35 thoughts on “Which Is the Top Tech Company to Work For?”

  1. The table seems to be incorrect. Ranking in the first table is directly correlated to the company-rating but in the worst companies table, it is inversely correlated.

    How can Dell with a company rating of 2.8 be worse than Xilinx with a company rating of 2.3?

    1. lowest seems to be Xilinx only. “Lowest-Rated Tech Companies” table is from lowest to highest.
      whereas “Highest-Rated Tech Companies for 2009” table is sorted from highest to lowest

  2. Umm, re-read it again Sriranjan.

    Dell is better then Xilinx. Xilinx is the worst, it’s the “number 1 for lowest-rated tech companies” – That means it’s the lowest-rated tech company…

  3. I’d question something in the results.
    according to Glassdoor, F5 Networks has a 4.2 rating, and john McAdam has a 90% approval rating. That far exceeds any on those listed here.

    Here’s the F5 page on glassdoor

    http://bit.ly/6bpnS5

      1. Where are the approval ratings listed? I only see the 1-5 scale and the CEO approval ratings?

        Or is that a typo? Did you mean 50 approval ratings? F5 only has 20 ratings so far.

  4. HP’s position on the lowest ranked company list is worthy of some quiet reflection. At one time it was a legend in the industry, a place every engineer aspired to join.

    The natural entropic state of a corporate culture is bureaucratic miasma. It requires constant infusions of energy to stave it off a while longer.

  5. Most of these can’t be real technology companies. TC never writes about them, Scoble doesn’t know what they do, and their CEO’s don’t Twitter.

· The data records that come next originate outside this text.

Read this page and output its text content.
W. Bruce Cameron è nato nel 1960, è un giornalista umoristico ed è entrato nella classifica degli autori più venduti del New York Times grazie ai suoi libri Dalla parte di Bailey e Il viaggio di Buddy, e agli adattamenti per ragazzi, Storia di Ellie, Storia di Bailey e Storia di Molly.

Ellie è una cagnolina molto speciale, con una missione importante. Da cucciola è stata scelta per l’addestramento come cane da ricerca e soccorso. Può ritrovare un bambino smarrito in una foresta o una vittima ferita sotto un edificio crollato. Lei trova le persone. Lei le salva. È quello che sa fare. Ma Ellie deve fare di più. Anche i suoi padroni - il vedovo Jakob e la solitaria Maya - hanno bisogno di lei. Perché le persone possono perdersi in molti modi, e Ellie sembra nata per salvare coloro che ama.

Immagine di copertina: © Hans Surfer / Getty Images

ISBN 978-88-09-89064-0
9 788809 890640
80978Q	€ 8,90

  6. It’s funny how sometimes the companies choose a motto that is the exact contrary of what they actually are.

    Take HP’s “Invent” for instance.
    What did HP invent in the last 20 years? The TouchSmart PC, which is just a combination of existing components and a “nice” interface.

    I can tell you, HP is all but agile.
    When you want to DO something at HP, to invent, to produce, to be innovative and see your innovation actually being developed, sold and used, well, you have to have so many approvals that the day it is finally released (if ever), the market accuracy of your invention is usually far behind.

    HP is definitely not one of the best companies to work for.